Normalization | Examples |
---|---|
Numerals | Converts Unicode representations of numbers to the number. Examples: □ and Ⅷ are both normalized to the number 8. Note: The symbols must be encoded in Unicode Point Format. |
Symbols | Removes symbols and special characters. Examples: !?"#$%&'( )+,.-/:;<=>@^~{}`[ ] |
Text to lower case | Converts upper case characters to lower case. Example: ‘THIS Is aN EXamplE’ is converted to 'this is an example’ |
Type – Phone | Converts phones in various formats to digits, and accounts for variations in how country codes and extensions are presented. Example: +01 425.555.1212 = 1 (425) 555-1212 |
Type - Name | Converts over 500 common name variations and titles. Examples: "debby" -> "deborah" "prof" and "professor" -> "Prof." |
Type - Address | Converts common parts of addresses Examples: "street" -> "st" and "northwest" -> "nw" |
Type - Organization | Removes around 50 company name ‘noise words’ such as "co," "corp," "corporation," and “ltd.” |
Unicode to ASCII | Converts Unicode characters to their ASCII letter equivalent Example: The characters 'à,' 'á,' 'â,' 'À,' 'Á,' 'Â,' 'Ã,' 'Ä,' 'Ⓐ,' and 'A' are all converted to 'a.' |
Whitespace | Removes all white space |
Alias mapping | Allows you to upload a custom list of string pairs that can then be used to indicate strings that should always be considered an exact match. Use alias mapping when you have specific data examples you think should match, and aren't matched using one of the other normalization patterns. Example: Scott and Scooter, or IBM and International Business Machines. |
Custom bypass | Allows you to upload a custom list of strings that can then be used to indicate strings that should never be matched. Custom bypass is useful when you have data that has common values that should be ignored, such as a dummy phone number or dummy email. Example: Never match the phone 555-1212, or test@example.com |
Performance – use exact match conditions
Fuzzy matching is powerful, but takes more time and resources than exact matching. It's best to use data normalization as your first approach for data irregularities and use fuzzy matching strategically.
Important
Use at least one exact match condition in every rule.

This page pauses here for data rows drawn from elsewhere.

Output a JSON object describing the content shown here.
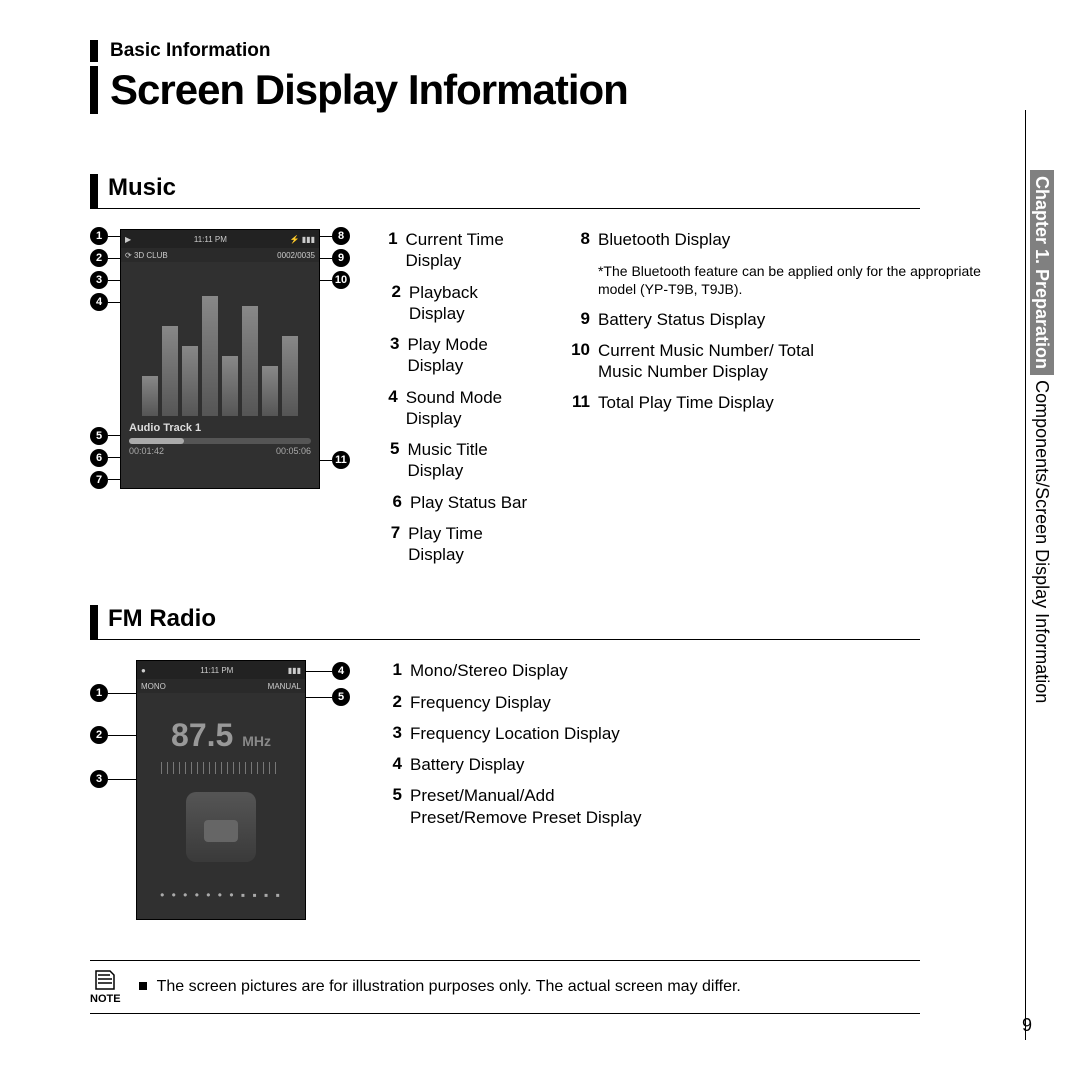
{
  "header": {
    "breadcrumb": "Basic Information",
    "title": "Screen Display Information"
  },
  "sections": {
    "music": {
      "title": "Music",
      "device": {
        "time": "11:11 PM",
        "counter": "0002/0035",
        "mode": "3D CLUB",
        "eq_bars": [
          40,
          90,
          70,
          120,
          60,
          110,
          50,
          80
        ],
        "track": "Audio Track 1",
        "elapsed": "00:01:42",
        "total": "00:05:06"
      },
      "left_callouts": [
        1,
        2,
        3,
        4,
        5,
        6,
        7
      ],
      "right_callouts": [
        8,
        9,
        10,
        11
      ],
      "legend_left": [
        {
          "n": "1",
          "t": "Current Time Display"
        },
        {
          "n": "2",
          "t": "Playback Display"
        },
        {
          "n": "3",
          "t": "Play Mode Display"
        },
        {
          "n": "4",
          "t": "Sound Mode Display"
        },
        {
          "n": "5",
          "t": "Music Title Display"
        },
        {
          "n": "6",
          "t": "Play Status Bar"
        },
        {
          "n": "7",
          "t": "Play Time Display"
        }
      ],
      "legend_right": [
        {
          "n": "8",
          "t": "Bluetooth Display",
          "sub": "*The Bluetooth feature can be applied only for the appropriate model (YP-T9B, T9JB)."
        },
        {
          "n": "9",
          "t": "Battery Status Display"
        },
        {
          "n": "10",
          "t": "Current Music Number/ Total Music Number Display"
        },
        {
          "n": "11",
          "t": "Total Play Time Display"
        }
      ]
    },
    "fm": {
      "title": "FM Radio",
      "device": {
        "time": "11:11 PM",
        "left_label": "MONO",
        "right_label": "MANUAL",
        "freq": "87.5",
        "unit": "MHz"
      },
      "left_callouts": [
        1,
        2,
        3
      ],
      "right_callouts": [
        4,
        5
      ],
      "legend": [
        {
          "n": "1",
          "t": "Mono/Stereo Display"
        },
        {
          "n": "2",
          "t": "Frequency Display"
        },
        {
          "n": "3",
          "t": "Frequency Location Display"
        },
        {
          "n": "4",
          "t": "Battery Display"
        },
        {
          "n": "5",
          "t": "Preset/Manual/Add Preset/Remove Preset Display"
        }
      ]
    }
  },
  "note": {
    "label": "NOTE",
    "text": "The screen pictures are for illustration purposes only. The actual screen may differ."
  },
  "side": {
    "chapter": "Chapter 1. Preparation",
    "trail": " Components/Screen Display Information"
  },
  "page_number": "9",
  "colors": {
    "device_bg": "#303030",
    "eq_top": "#888888",
    "eq_bottom": "#555555"
  }
}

The exact match conditions are run first to obtain a smaller set of values that need to be fuzzy matched. To be effective, the exact matching conditions should have a reasonable degree of uniqueness. For example, if all your customers live in the same country, then having an exact match on country would likely not help narrow the scope.
Columns like full name, email, phone or address fields have good uniqueness and are great columns to use as an exact match.